Machine learning in neutron scattering pipelines open new directions in autonomous scientific discovery. Image Credit: Alan Tennant

New Science in a Time-Honored Tradition

The Oracle at Delphi isn’t the only classical metaphor for the Shull Wollan Center’s success. Tennant and Batista are big believers in communication, something Tennant compares to the power of dialogue mastered by Aristotle and Plato.

“There’s an incredible power in dialogue itself,” he said. “Just reading papers: that’s a monologue. Dialogue is much more powerful because you can really get to the heart of the questions. And to have a dialogue, you need a forum, and you have to have the right people. When you’ve got real-quality dialogue happening in a forum, it’s transformative, and particularly at a time of disruptive change. You have people from different perspectives, but then they start having a common vision. It’s a creative process that requires interaction between people, and I think that’s critical. That’s where you get initiative.”

Batista drew on the more modern example of large tech companies building campuses with lots of open space for the spontaneous exchange of ideas.

“In some sense this Shull Wollan Center is a common space that we have within UT and Oak Ridge where people from different fields can meet,” he said.

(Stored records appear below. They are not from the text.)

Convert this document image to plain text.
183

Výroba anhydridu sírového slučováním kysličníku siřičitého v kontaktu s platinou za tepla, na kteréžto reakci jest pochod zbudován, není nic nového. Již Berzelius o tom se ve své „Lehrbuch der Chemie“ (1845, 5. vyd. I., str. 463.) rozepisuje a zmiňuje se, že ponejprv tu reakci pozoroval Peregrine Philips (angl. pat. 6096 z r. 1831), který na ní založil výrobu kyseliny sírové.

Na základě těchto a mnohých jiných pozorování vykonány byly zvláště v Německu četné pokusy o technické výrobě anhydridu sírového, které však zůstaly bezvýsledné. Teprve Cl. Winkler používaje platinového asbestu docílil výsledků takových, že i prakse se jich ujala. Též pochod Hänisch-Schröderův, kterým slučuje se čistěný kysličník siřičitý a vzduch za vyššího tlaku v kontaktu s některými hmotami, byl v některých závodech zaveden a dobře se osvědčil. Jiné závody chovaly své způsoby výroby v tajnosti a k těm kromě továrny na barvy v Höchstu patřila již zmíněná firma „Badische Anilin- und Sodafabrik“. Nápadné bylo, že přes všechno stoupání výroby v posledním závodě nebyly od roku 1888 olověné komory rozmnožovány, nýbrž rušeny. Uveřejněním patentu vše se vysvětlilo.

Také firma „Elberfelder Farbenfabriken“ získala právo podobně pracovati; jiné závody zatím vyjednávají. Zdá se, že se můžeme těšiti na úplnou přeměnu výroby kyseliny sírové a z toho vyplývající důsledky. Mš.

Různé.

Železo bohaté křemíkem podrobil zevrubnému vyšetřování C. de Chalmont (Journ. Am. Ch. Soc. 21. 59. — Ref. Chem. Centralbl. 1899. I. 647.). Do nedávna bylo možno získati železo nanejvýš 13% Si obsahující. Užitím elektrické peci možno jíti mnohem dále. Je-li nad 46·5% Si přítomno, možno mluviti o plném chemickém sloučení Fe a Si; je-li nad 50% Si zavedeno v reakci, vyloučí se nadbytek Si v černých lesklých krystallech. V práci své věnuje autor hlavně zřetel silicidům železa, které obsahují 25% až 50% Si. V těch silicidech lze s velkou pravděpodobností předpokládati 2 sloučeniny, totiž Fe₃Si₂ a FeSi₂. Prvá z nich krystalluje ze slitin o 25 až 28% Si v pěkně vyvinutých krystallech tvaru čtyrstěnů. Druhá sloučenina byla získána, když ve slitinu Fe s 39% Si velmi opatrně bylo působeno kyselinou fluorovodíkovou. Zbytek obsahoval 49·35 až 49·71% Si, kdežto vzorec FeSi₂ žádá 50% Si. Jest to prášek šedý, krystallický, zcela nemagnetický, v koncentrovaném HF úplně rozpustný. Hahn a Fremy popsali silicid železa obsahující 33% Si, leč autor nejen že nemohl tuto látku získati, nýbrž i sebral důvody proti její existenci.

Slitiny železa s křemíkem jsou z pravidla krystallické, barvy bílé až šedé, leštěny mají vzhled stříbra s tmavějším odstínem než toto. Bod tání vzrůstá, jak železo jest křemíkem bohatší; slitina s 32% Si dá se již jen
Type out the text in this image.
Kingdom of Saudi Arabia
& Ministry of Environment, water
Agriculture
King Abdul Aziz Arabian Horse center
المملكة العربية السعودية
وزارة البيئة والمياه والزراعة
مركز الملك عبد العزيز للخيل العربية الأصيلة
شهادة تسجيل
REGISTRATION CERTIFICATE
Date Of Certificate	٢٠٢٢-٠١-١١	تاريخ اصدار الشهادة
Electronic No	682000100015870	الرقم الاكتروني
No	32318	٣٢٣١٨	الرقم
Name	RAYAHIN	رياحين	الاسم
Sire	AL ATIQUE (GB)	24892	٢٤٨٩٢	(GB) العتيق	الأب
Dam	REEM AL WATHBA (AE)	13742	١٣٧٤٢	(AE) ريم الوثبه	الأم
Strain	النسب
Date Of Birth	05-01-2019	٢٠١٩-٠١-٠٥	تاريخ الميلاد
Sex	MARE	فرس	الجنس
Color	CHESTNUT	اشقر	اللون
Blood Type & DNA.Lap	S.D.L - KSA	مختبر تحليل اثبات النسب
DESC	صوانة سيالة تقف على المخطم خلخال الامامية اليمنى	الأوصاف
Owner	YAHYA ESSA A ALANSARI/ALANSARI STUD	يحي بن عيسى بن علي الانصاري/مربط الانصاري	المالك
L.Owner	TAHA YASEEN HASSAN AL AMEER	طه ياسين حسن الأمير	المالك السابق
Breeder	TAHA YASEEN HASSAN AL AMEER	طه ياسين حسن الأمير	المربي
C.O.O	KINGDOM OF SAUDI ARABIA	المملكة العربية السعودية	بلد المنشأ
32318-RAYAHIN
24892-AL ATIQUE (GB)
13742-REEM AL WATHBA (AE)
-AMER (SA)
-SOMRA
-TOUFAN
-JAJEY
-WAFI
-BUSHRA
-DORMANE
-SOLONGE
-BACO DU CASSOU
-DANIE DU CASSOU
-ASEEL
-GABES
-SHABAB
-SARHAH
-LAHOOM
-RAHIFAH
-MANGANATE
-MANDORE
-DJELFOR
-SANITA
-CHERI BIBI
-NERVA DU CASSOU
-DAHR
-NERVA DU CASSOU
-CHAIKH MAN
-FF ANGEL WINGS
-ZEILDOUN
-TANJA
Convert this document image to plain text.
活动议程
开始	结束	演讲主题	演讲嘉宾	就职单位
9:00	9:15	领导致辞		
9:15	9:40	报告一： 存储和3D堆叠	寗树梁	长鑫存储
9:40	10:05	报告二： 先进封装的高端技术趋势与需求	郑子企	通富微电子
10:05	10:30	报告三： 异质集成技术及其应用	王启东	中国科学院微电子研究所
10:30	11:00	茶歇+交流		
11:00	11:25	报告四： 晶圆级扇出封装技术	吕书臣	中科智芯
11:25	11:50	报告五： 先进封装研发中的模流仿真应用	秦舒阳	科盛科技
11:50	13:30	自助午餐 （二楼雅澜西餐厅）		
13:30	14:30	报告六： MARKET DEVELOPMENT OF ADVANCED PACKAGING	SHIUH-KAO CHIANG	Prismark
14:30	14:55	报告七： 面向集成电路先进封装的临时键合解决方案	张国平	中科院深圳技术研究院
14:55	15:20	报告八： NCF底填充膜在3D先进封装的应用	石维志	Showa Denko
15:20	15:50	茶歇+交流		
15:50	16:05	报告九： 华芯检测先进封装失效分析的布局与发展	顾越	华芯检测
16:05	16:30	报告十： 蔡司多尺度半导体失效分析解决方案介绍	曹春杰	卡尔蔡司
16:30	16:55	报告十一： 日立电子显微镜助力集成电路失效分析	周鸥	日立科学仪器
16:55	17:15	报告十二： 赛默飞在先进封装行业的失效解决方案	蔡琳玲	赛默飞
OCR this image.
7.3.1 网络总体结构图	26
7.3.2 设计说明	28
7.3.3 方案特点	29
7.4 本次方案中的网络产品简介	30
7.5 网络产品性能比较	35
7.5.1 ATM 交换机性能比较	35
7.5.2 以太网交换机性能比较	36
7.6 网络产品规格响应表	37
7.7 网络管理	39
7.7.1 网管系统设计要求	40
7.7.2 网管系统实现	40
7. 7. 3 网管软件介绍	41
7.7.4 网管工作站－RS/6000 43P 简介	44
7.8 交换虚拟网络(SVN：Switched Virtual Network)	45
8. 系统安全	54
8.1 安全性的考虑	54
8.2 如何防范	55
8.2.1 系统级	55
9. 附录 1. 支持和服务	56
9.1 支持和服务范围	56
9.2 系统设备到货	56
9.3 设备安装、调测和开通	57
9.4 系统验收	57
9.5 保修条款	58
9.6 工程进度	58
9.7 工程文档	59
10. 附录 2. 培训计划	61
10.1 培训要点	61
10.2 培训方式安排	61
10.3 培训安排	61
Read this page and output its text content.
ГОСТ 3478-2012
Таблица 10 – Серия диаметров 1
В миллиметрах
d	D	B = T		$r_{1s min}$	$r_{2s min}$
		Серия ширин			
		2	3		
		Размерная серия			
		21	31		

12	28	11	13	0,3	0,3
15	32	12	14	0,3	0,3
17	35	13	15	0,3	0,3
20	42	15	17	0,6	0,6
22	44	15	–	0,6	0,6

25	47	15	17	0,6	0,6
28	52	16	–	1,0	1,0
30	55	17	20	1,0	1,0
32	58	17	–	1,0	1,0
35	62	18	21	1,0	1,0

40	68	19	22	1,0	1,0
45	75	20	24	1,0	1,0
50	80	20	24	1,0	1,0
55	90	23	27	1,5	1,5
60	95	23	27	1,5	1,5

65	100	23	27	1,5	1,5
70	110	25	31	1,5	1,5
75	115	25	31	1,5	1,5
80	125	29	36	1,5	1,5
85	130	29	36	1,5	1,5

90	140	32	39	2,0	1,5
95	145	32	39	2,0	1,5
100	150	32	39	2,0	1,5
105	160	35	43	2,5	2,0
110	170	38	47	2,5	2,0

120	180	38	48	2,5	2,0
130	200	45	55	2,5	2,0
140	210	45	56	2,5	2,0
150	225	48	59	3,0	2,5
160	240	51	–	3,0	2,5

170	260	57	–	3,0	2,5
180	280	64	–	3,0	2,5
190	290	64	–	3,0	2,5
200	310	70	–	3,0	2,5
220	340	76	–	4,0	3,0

For example, his group can develop theory ideas without having a material, but someone running an experiment at the SNS often comes in to offer their results.

“Every week, someone would come with new data,” he said. “Not everything would be interesting in the sense that you would learn something new, but from time to time you find exciting discoveries.”

This model—experimentalists and theorists working and talking together, often from different branches of study—is actually a throwback to an earlier time.

“Science was interdisciplinary for many centuries,” Batista said. “Now we’ve reached this level of specialization that we need to do something to recover that.”

Right Place, Right Time, Right People

While the center looks to return science to its interdisciplinary roots, Tennant and Batista also have an eye on the future. Inspired by the center’s successful endeavors in machine learning, Batista proposed a cluster hire at UT, which ultimately brought Adrian Del Maestro to the university in 2020. He holds a joint appointment in physics and computer science, connecting two traditional UT strengths. He’s also helping coordinate searches for additional hires for fall 2021, including an experimental neutron scatterer and a theoretician in topological materials.

“Clusters will probably be the rule in the future, following the funding,” Batista explained. “Having a model that is working at the small scale, the Shull Wollan Center, for me was very important, because then you can build.”

Building ties to education with a multi-disciplinary component is key for the center as it continues to drive new science. Tennant explained that the growing quantum economy will require engineers and physicists to understand the principles underpinning quantum information. The first cluster hire has already proven successful in that vein: Del Maestro taught a spring 2020 course called Special Topics in Physics: Introduction to Machine Learning, which focused on neural networks. Like other Shull Wollan Center affiliates, his group makes code and data available as open source, adding another component of expertise and education that can be shared quickly as the science unfolds.

Batista explained that having interdisciplinary teams already in place gives UT an advantage in going after external funding.

“We are already working together when a call comes,” he said. “If you’re already working with a team, it’s much easier to put together a project. The ideas for the proposals we’re writing right now were incubated at the Shull Wollan Center.”

Though the center takes advantage of some phenomenal scientific instruments, Tennant puts the center’s purpose in more relatable terms.

“Facilities are industrial-level science,” he said. “So you need this other, human, approach. Science is amazing (in) the way that it creates new knowledge and changes the world . . . but it requires leadership, vision, and environment.”

That, he explained, is the opportunity the Shull Wollan Center offers.

“It’s the right place, the right time, the right people,” he said. “So change happens.”